HackerRank isn’t the only coding site vying for financial services custom. – Rivals include Codility, HackerEarth and TopCoder. However, HackerRank’s client list is testimony to its popularity in financial services. Goldman Sachs, Morgan Stanley, Bank of America, Bloomberg, BNY Mellon and Deutsche Bank are signed-up. So too are hedge funds like Two Sigma. At Goldman Sachs, the technology graduate recruitment process has evolved so that applicants segue seamlessly from a HackerRank coding test to a Hirevue digital interview – and only get to see an actual human being if they impress in both.
What can applicants expect from banks’ HackerRank challenges? Goldman’s questions for the 2016 graduate hiring round were reputedly simple, involving string manipulation and dynamic programming (solving a complex problem by breaking it down into a collection of simpler sub-problems). Ravisankar agrees that West Coast technology firms pose, “deeper,” algorithmic challenges than banks, but says banks are moving toward real world problems. “Six months ago, you might have been asked to devise an algorithm that could sort a set of 100 numbers in ascending order. Now you’re more likely to be asked to identify and isolate problematic transactions.”
You can attempt banks’ HackerRank challenges without practice, but you don’t have to. Ravisankar says 30% of people partaking of company-specific coding challenges on the site already belong to its community of 2.5m developers. This community competes to solve generic challenges, to achieve “badges” and to win a place on HackerRank’s leader-boards. “HackerRank is a place for anyone to come along and solve challenges for fun,” says Ravisankar. “You can be anonymous, or you can be yourself.

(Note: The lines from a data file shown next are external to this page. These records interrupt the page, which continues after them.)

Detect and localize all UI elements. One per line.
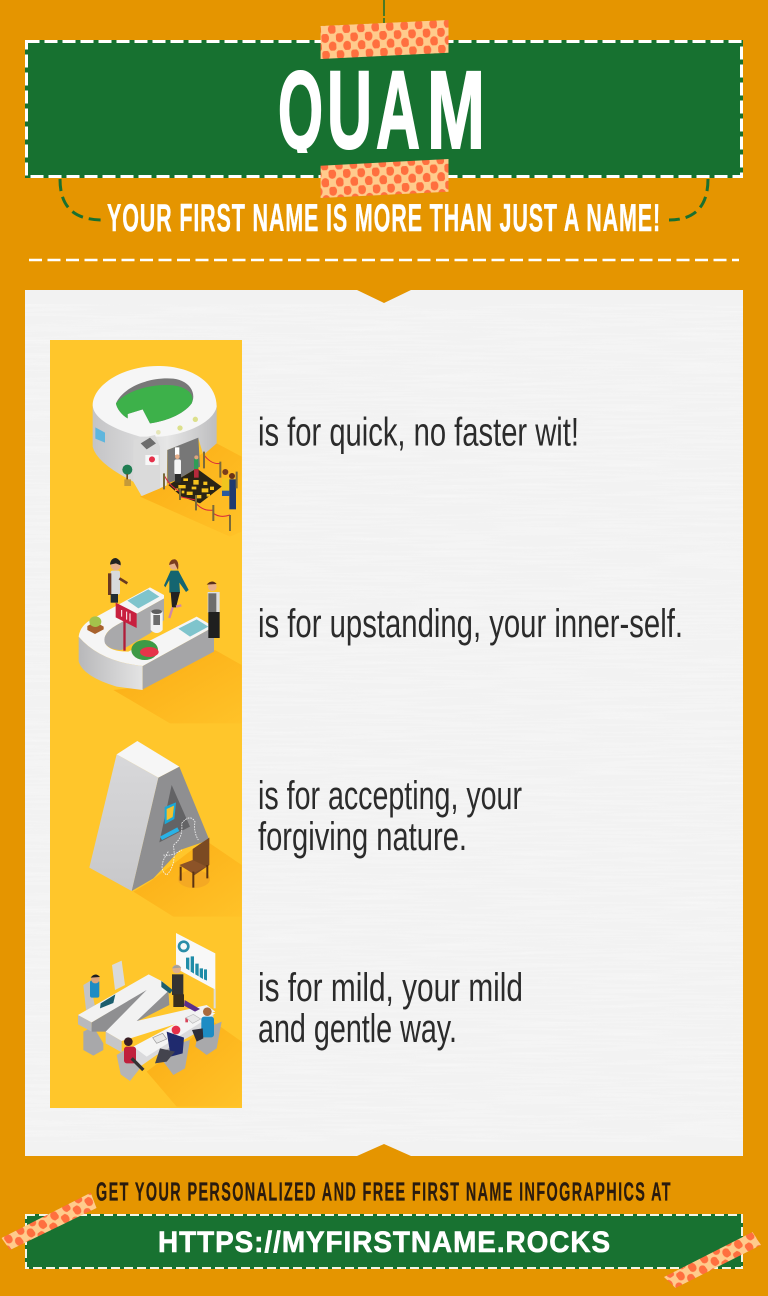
text: A line: forgiving nature. [258, 815, 467, 859]
right dashed connector [669, 179, 708, 220]
top tape [321, 20, 448, 59]
panel: content [25, 290, 743, 1156]
M letter sides [78, 1015, 92, 1032]
footer banner [25, 1214, 743, 1269]
footer tape right [664, 1232, 761, 1288]
title banner [25, 40, 743, 178]
title: M [427, 49, 485, 172]
illustration: A desk [89, 741, 242, 917]
text: A line [258, 774, 522, 859]
board [176, 933, 215, 990]
man right [208, 592, 220, 613]
text: M line: and gentle way. [258, 1007, 457, 1051]
divider [29, 259, 739, 261]
people [90, 980, 99, 998]
hanging string [383, 0, 385, 25]
left dashed connector [60, 179, 103, 220]
title: A [376, 49, 420, 172]
illustration: Q stadium [93, 366, 242, 537]
text: Q line: is for quick, no faster wit! [258, 410, 579, 454]
text: M line [258, 966, 523, 1051]
yellow column [50, 340, 242, 1108]
text: A line: is for accepting, your [258, 774, 522, 818]
chair back-left [112, 961, 125, 990]
M letter top [78, 974, 215, 1041]
footer tape left [2, 1193, 96, 1250]
text: M line: is for mild, your mild [258, 966, 523, 1010]
woman left [111, 571, 120, 595]
legs [83, 1027, 103, 1056]
woman centre [164, 571, 189, 593]
title: U [327, 49, 372, 172]
title [280, 70, 481, 153]
illustration: U counter [79, 558, 242, 723]
illustration: M meeting [78, 933, 242, 1107]
bottom tape [321, 159, 448, 198]
footer url: HTTPS://MYFIRSTNAME.ROCKS [158, 1226, 611, 1259]
title: Q [278, 49, 323, 172]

We’re a place for people to learn and improve their coding skills.”
Ravisankar says the community is HackerRank’s biggest strength. In future, he predicts banks will cherry-pick more experienced coders there: “The community is where companies can identify people who’ve had their skills validated. If a client asks to connect with you, you’ll be able to upload your profile.”
As the site evolves, Ravisankar says finance firms are already engaging it for more than just their junior technology hiring. Bloomberg already uses HackerRank to recruit 90% of its technologists at all levels.

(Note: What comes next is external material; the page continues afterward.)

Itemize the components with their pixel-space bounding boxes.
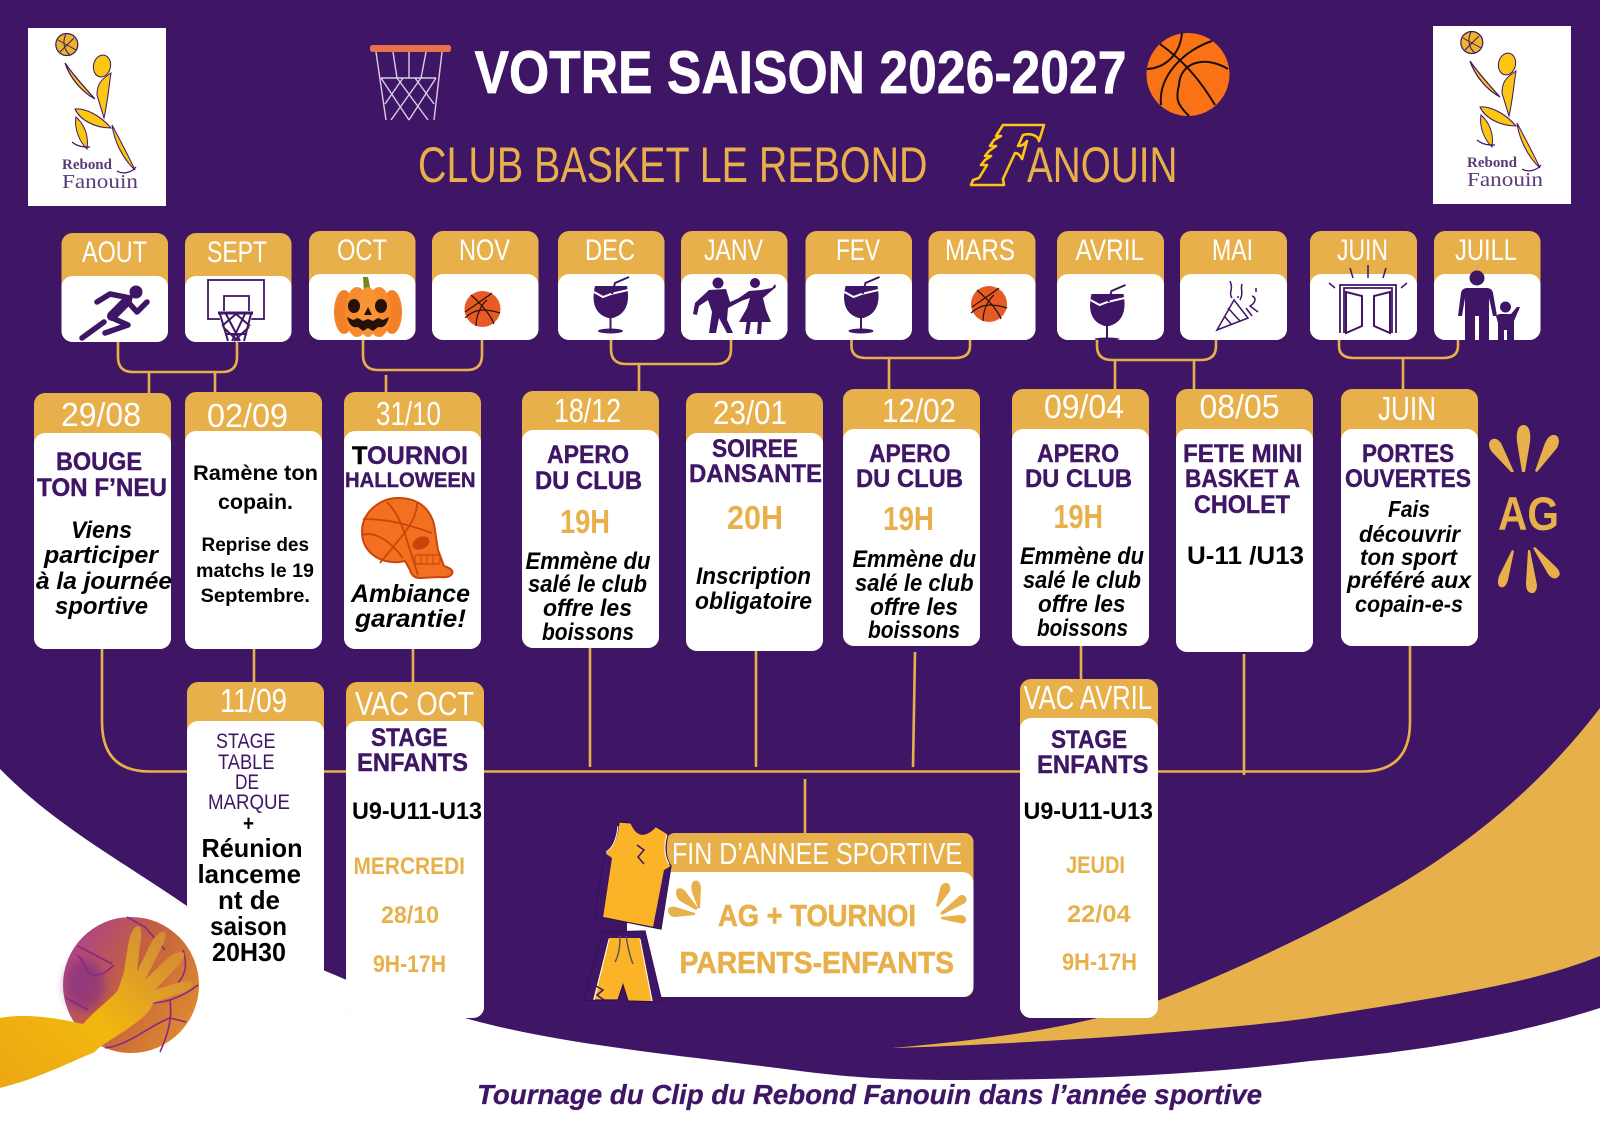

Nor do HackerRanks’ aspirations stop with engineer-identification. The company wants to own the whole hiring process. Two years ago, it launched a digital interviewing platform, CodePair, which has the potential to render face-to-face technical interviews obsolete. “The combination of an online coding challenge and an online coding interview gives banks a much better signal about the best people to hire,” Ravisankar says. “HackerRank might become the industry standard.”
And if you fail a HackerRank test? Are your dreams of joining Morgan Stanley shattered at the first hurdle? “Companies have different requirements,” says Ravisankar. “But most will let you retake after six months.”